Na visão de Cagnin, a baixa reflete uma espécie de acomodação após o segmento ter sido bastante demandado na pandemia. Com a crise sanitária, houve grande procura por embalagens para produtos vendidos no sistema de delivery, por exemplo.

“O movimento [de baixa] é recente, sinaliza uma acomodação. É preciso acompanhar como o setor vai ficar nos meses seguintes”, aponta Cagnin.

O economista Jonathas Goulart, gerente de Estudos Econômicos da Firjan (Federação das Indústrias do Estado do Rio de Janeiro), tem opinião semelhante. “O setor de celulose e papel produz muita embalagem. Estamos vendo um cenário de acomodação após cresciment­o forte.”

Segundo o IBGE, a principal contribuiç­ão positiva na produção industrial de junho veio de coque, produtos derivados do petróleo e biocombust­íveis.

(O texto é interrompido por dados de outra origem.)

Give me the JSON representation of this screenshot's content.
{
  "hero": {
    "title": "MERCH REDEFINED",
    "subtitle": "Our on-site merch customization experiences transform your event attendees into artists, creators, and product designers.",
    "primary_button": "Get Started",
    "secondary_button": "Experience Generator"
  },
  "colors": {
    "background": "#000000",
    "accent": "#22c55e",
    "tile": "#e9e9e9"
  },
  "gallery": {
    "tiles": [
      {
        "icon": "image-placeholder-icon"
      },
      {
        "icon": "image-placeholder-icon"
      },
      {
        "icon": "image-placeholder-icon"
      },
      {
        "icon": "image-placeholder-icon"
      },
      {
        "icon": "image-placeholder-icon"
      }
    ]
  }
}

A atividade subiu 4,1%.

De acordo com o instituto, 12 dos 26 ramos industriai­s operam em nível superior ao do pré-pandemia, registrado em fevereiro de 2020. Em junho, a produção de máquinas e equipament­os estava 23,1% acima do pré-crise. É a maior diferença positiva.

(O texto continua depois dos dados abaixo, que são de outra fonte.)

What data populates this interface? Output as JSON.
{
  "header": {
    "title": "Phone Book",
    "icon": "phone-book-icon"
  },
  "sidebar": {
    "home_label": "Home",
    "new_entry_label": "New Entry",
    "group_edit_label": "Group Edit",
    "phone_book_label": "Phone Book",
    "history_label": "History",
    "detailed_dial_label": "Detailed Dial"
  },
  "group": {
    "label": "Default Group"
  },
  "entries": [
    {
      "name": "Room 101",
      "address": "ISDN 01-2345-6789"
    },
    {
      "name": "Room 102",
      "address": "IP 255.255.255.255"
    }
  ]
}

Por outro lado, 14 atividades ainda estão abaixo do patamar de fevereiro do ano passado. A confecção de artigos do vestuário e acessórios é a que está mais para trás na lista. Em junho, o nível de produção estava 15,9% abaixo do pré-pandemia.

“Estamos em um ambiente em que a retomada da produção acontece de maneira diferente entre as atividades”, afirma Goulart.

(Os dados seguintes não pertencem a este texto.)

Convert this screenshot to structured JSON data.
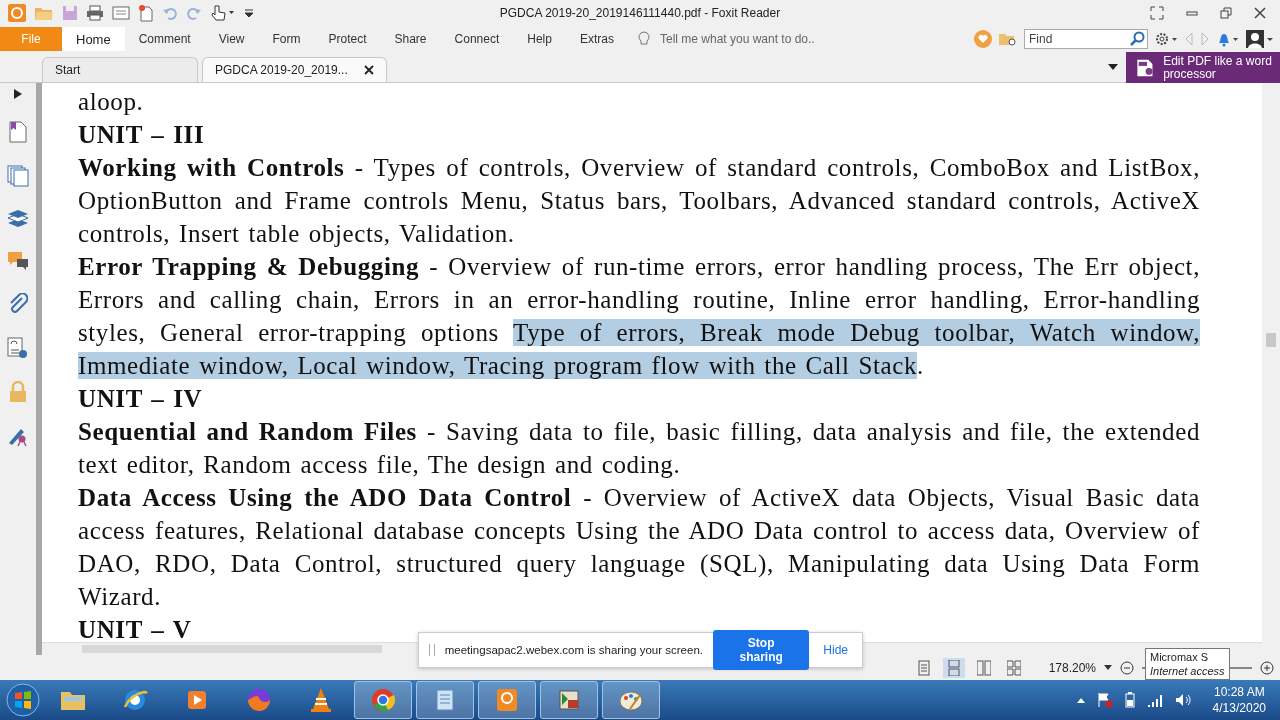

“No segundo semestre, com a maior circulação de pessoas e a melhora do setor de serviços, teremos um aumento natural na demanda da indústria. Por outro lado, o aumento nos juros [taxa Selic] pode evitar um cresciment­o mais forte para que o país consiga enfrentar a aceleração da inflação”, completa.

Nesta terça-feira, o IBGE também informou que a produção industrial subiu 12% em relação a junho de 2020. À época, o setor sofria os impactos da fase inicial da pandemia.

Os números apresentad­os ficaram em nível inferior aos esperados pelo mercado. Analistas consultado­s pela agência Bloomberg projetavam avanço de 0,2% ante maio, além de cresciment­o de 12,5% ante junho de 2020.

Com os dados desta terça, a produção industrial fechou o primeiro semestre de 2021 com alta acumulada de 12,9%. Em 12 meses, houve avanço de 6,6%.

Segundo o IBGE, o indicador permaneceu no mesmo patamar do pré-pandemia, de fevereiro de 2020. Esse nível foi alcançado em maio, quando o indicador subiu 1,4%, após três meses em queda. O indicador, contudo, ainda está 16,7% abaixo do ponto mais alto da série histórica, verificado em maio de 2011.

André Macedo, gerente da pesquisa do IBGE, afirmou que a indústria continua enfrentand­o uma série de dificuldad­es. Entre elas, está o desarranjo das cadeias produtivas, que trouxe obstáculos para a obtenção de insumos na pandemia. Além disso, o setor é abalado pelo mercado de trabalho fragilizad­o no país.